Dji Sam Soe dihisap kembali, dihisap dalam-dalam, dan sekali lagi: mak krrepuuul…

"Saat Mbah Moen masih remaja, ayah beliau (baca: Mbah Zubair Dahlan) sering merenung (bergumam-gumam) dan tiba-tiba ngomong ke Mbah Moen: 'Donyo iki brubah, Cung, donyo iki brubah!' (dunia ini berubah, Nak, dunia ini berubah)."

Saya mencabut sebatang A-Mild, tanpa melihat bungkus rokok karena tak mau melewatkan kalimat lanjutan beliau.

"Kiai-kiai kita itu dulu tidak hanya sekadar intelektual dan akademisi, tapi sebagai wali-wali peradaban."

"Mbah Hasyim itu kekasih Allah yang ahli hadis. Dan tidak mungkin NU didirikan beliau hanya menjadi sekadar firqoh (sekte), atau sekadar menjadi kompetitor dengan aliran lain.

"Sangat tidak pantas!"

Saya membakar rokok yang saya pegang, dan menghisapnya agak dalam.

"Mbah Moen itu ulama yang masih kita punyai (waktu itu Mbah Moen masih sugeng) dan kehidupan beliau melewati masa-masa paling fundamental di negeri ini: dari era penjajahan Belanda, Jepang, Era Sukarno, PKI, ORBA, Reformasi, hingga sekarang."

"Bisa dibayangkan bagaimana Mbah Moen begitu mengerti dengan Indonesia, dan betapa pahamnya Mbah Moen tentang Indonesia seharusnya menuju ke mana?"

"Kiai sesepuh beliau saja masih keraya-raya menjalin simpul-simpul Indonesia, dan bagaimana dengan kita?"

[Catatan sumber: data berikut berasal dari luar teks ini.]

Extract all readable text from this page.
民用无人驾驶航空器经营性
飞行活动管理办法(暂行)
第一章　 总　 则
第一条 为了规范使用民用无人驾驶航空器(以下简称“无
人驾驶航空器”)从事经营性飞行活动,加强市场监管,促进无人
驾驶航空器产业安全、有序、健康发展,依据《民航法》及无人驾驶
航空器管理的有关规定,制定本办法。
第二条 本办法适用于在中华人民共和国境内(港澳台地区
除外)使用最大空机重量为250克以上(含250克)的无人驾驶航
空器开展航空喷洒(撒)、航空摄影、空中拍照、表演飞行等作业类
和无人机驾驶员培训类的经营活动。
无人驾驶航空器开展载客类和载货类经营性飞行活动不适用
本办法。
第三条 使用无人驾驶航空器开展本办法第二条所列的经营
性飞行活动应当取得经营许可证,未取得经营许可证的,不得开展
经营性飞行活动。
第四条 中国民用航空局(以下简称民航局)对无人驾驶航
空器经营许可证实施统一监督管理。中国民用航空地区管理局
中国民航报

Beberapa tahun kemudian saya melihat video Mas Yahya berada di sebuau forum di Israel, dan ternyata untuk sampai ke sana harus dilakukan secara Pramuka, petak-umpet, karena hampir saja safari perdamaian itu digagalkan oleh intelijen (tidak hanya dari Indonesia), dan beberapa pihak baik dari Indonesia maupun Amerika, Australia, dan lainnya.

Pagi tadi Mas Yahya menerbitkan buku berjudul "PBNU", yang diurai dengan akronim yang berbeda: "Perjuangan Besar Nahdlatul Ulama"

(Oleh Rumail Abbas)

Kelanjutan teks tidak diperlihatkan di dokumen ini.